Time slowed down, seconds stretching into lifetimes. There was a whiff of air, the bubbling of the barley that smelled sharp and yeasty, and she thought that perhaps she heard the whisper of changing destinies.
Angus’s eyes shone in the semidarkness. He left the large ladle and put a cover over the huge cauldron. He came to her and stood right in front of her, just one step away. A few fine hairs showed from the edge of his dark-gray tunic, at the base of his neck. Heat radiated from him, and on top of the scent of fermented barley, she noted the earthy scent of a man: iron, leather, and polished wood.
Her body was filling with helium and about to float up and away. How strange, she thought. Here he was telling her the story that showed her mother was right. If there was any physical evidence, that would ensure the success of her PhD dissertation—and possibly her whole future. And yet, all that paled in comparison to how simply being in one room with Angus made her feel—all wobbly, and warm, and as light as a feather.
“Aye,” he said, his gaze taking in every detail of her face. “He wrote a letter to King Edward I where he was giving up the Scottish crown.”
The words registered weakly in the back of her mind, her senses overwhelmed by his sheer presence. Her heart pounded out a staccato beat, and heat crept to her cheeks. She swayed an inch, hopelessly drawn to him.
Oh, he was bad for her cognitive ability. She couldn’t think clearly. Had he really said Bruce wrote a letter?
A letter!
She blinked as her mind and body fought. Her body demanded she throw herself into his arms and kiss him, while her mind screamed for her to wake up and ask him more about that letter. If she found that letter, that would be her answer to everything.
As if hypnotized from his deep stare, she swallowed. “Why didn’t he send it?” she
asked.
He licked his lower lip. “Because I convinced him to change his mind.”
Tingles ran through her. “You convinced him?”
“Aye. It was right here. If ye kent him, ye wouldna have believed yer eyes. Such a strong, capable man, a mighty warrior, and he was ashen, sunken, like his soul was sucked out of him.”
Somehow, Angus looked even bigger—like the vaulted ceiling of the underground was too low for him, like the space was not wide enough for his strong shoulders. A man who’d convinced the king to change his mind, to keep fighting.
“What did you tell him?” she asked.
“I said that if he gave up, Scotland would never again get a chance to become free.”

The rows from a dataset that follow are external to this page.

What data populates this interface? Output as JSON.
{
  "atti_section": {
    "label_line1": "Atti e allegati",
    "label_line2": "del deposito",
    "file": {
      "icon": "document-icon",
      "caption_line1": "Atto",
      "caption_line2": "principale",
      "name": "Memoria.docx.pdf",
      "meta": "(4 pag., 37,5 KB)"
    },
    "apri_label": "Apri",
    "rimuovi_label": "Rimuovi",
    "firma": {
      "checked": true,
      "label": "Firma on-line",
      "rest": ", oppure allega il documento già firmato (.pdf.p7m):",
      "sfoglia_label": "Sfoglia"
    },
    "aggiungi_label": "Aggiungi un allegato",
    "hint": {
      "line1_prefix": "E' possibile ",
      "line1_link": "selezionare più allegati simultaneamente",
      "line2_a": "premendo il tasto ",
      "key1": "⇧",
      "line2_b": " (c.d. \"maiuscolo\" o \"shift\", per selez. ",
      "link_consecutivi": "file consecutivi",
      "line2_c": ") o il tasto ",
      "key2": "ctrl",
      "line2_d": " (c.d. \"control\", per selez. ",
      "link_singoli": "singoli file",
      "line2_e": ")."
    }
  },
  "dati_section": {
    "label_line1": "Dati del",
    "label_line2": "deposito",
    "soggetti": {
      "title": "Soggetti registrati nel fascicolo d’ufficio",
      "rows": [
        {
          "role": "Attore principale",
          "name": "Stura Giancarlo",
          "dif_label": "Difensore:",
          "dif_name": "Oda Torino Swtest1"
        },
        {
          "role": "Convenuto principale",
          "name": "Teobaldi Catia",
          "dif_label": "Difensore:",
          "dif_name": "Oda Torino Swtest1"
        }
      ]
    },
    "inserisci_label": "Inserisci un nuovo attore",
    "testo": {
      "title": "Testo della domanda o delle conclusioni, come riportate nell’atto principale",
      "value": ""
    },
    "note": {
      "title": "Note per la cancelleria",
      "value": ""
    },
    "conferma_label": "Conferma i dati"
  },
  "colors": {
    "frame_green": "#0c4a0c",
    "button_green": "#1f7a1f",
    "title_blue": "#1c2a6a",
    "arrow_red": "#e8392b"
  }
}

He looked down at his shoes and then at her. There was steel in his voice. “I said to him, if he wouldna rise, no one would. And if no one would, it would be the end of Scotland. The end of dignity, and honor, and freedom. And I swore that if he could find it in him to stand and fight, clan Mackenzie would fight with him till our dying breath.
“‘But ye’re nae laird to make such promises,’ Bruce said.
“‘And yet, I swear to ye that if I call on them, they will listen to me and nae to Laomann,’ I told him.”
Angus paused as he took in a deep breath of air. Rogene ached to stretch her hand to him, to place it on his broad chest, to feel his heartbeat against her palm. Would it beat in the same violent rhythm as her own?
“Is Laomann not loved?” she asked.
Angus’s expression turned somber, and he went to sit on the bench by the wall. As Rogene walked to him, he watched her move with the eyes of a man who wanted a woman, and heat washed through her. Her skin became sensitive and her clothes scratchy.
“They ken that if worse comes to worst, ’tis me who’d die for them. So who do ye think they would follow?”
He was a natural leader. She could see that. Respect for him bloomed in her chest.